4.7. The Approved Enediynes for Use as Anticancer Drugs
4.7.1. Enediyne Derivative and Conjugate in Clinical Use
Table 3: Enediyne derivatives/conjugates in Clinical Use

4.7.2. Neocarzinostatin (NCS)
NCS is the first enediyne antitumor antibiotic that is in clinical use for the treatments of leukemia, gastric carcinoma and pancreatic adenocarcinoma (Figure 3). In clinical studies NCS is shown to be active against acute leukemia. Studies revealed that NCS give remedy of 9 out of 51 patients completely and of 9 a partial remedy. NCS also is found to effective against hepatoma and hematologic malignancies.
Both continuous and intermittent intravenous infusion was the process of NCS administration to patients with a variety of malignant diseases. Leukemic patients on intermittent therapy showed greater changes in bone marrow cellularity than those treated by continuous infusion.
Figure 3. Chemical structure of neocarzinostatin. |
Anorexia, nausea, and vomiting were the most frequent side effects of NCS administration. In phase I and phase II evaluations, dose limiting toxicity was late myelosupppression. Myelosuppression was more pronounced in patients who had received previous chemotherapy. Gastrointestinal side effects were mild. Three patients had a severe acute reaction resembling anaphylaxis. Allergic reactions were more frequent with intermittent than with continuous infusions. Therefore, the clinical trials of NCS were obstructed by anaphylactic responses.
4.7.2.1. Polymer-Neocarzinostatin Conjugate (SMA-NCS)
NCS is actually a prodrug that requires sulfhydryl activation for the activity (Figure 3), which results in lower selectivity and cytotoxic activity. However, initial clinical trials were hindered by anaphylactic responses due to its non-covalently bound protein component. It was observed that if NCS could be made immunologically inert then this allergic action can be removed. This was exactly done by coupling to a maleic acid-based polymer (SMANCS, Figure 4). The SMANCS is thus clinically used primarily in the treatment of hepatocellular carcinoma.

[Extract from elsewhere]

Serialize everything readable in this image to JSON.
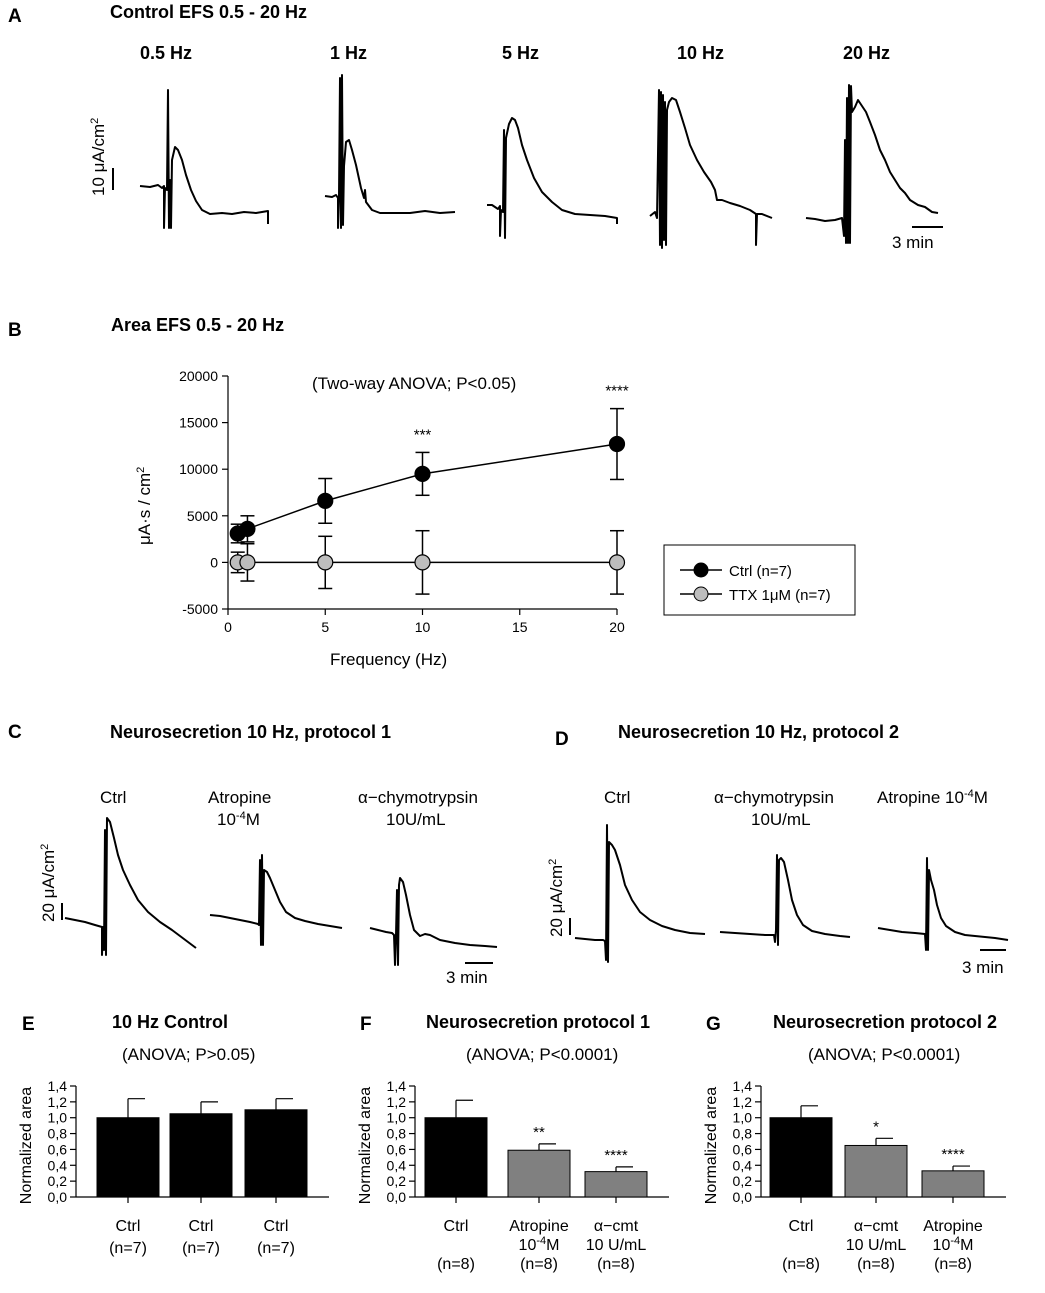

Hepatocellular carcinoma (HCC, also called malignant hepatoma) is the most common type of liver cancer. Most cases of HCC are secondary to either a viral hepatitis infection (hepatitis B or C) or cirrhosis (alcoholism being the most common cause of hepatic cirrhosis).
A principal advantage in the use of SMANCS is the tumor targeting mechanism through an enhanced permeability and retention effect. Use of SMANCS has resulted in potential reduction or elimination of toxicity as is generally accounted in bone marrow toxicity associated with the use of NCS.
Figure 4. The SMA-NCS conjugate. |
SMANCS was used for the treatment of hepatoma, gastric carcinoma and lung cancer. This was approved in Japan . Since then, hepatic arterial infusion of a SMANCS/Lipiodol emulsion has been used as one of the practical treatments for advanced or recurrent hepatocellular carcinoma .
Phase I Clinical Evaluation: In Phase I, SMANCS was found to decrease the concentrations of α - fetoprotein in 86% of patients and decrease the tumour size in 95% patients.
Phase II Clinical Evaluation: Phase II clinical study with primary hepatoma also showed a
relatively high response rate of 36~40%.
The most successful use of SMANCS was seen when it was administered to an individual patient. In this treatment the SMANCS was administered as dose per tumour size and follow-up treatments were given on a need basis.
Arterial infusion therapy with SMANCS/Lipiodol was effective for large renal cell carcinoma without metastases in conjunction with surgery. In surgical patients without metastases administration of SMANCS/Lipiodol infusion has lead to the 5- and 10-year survival rates of 83.0% and 75.2%, respectively.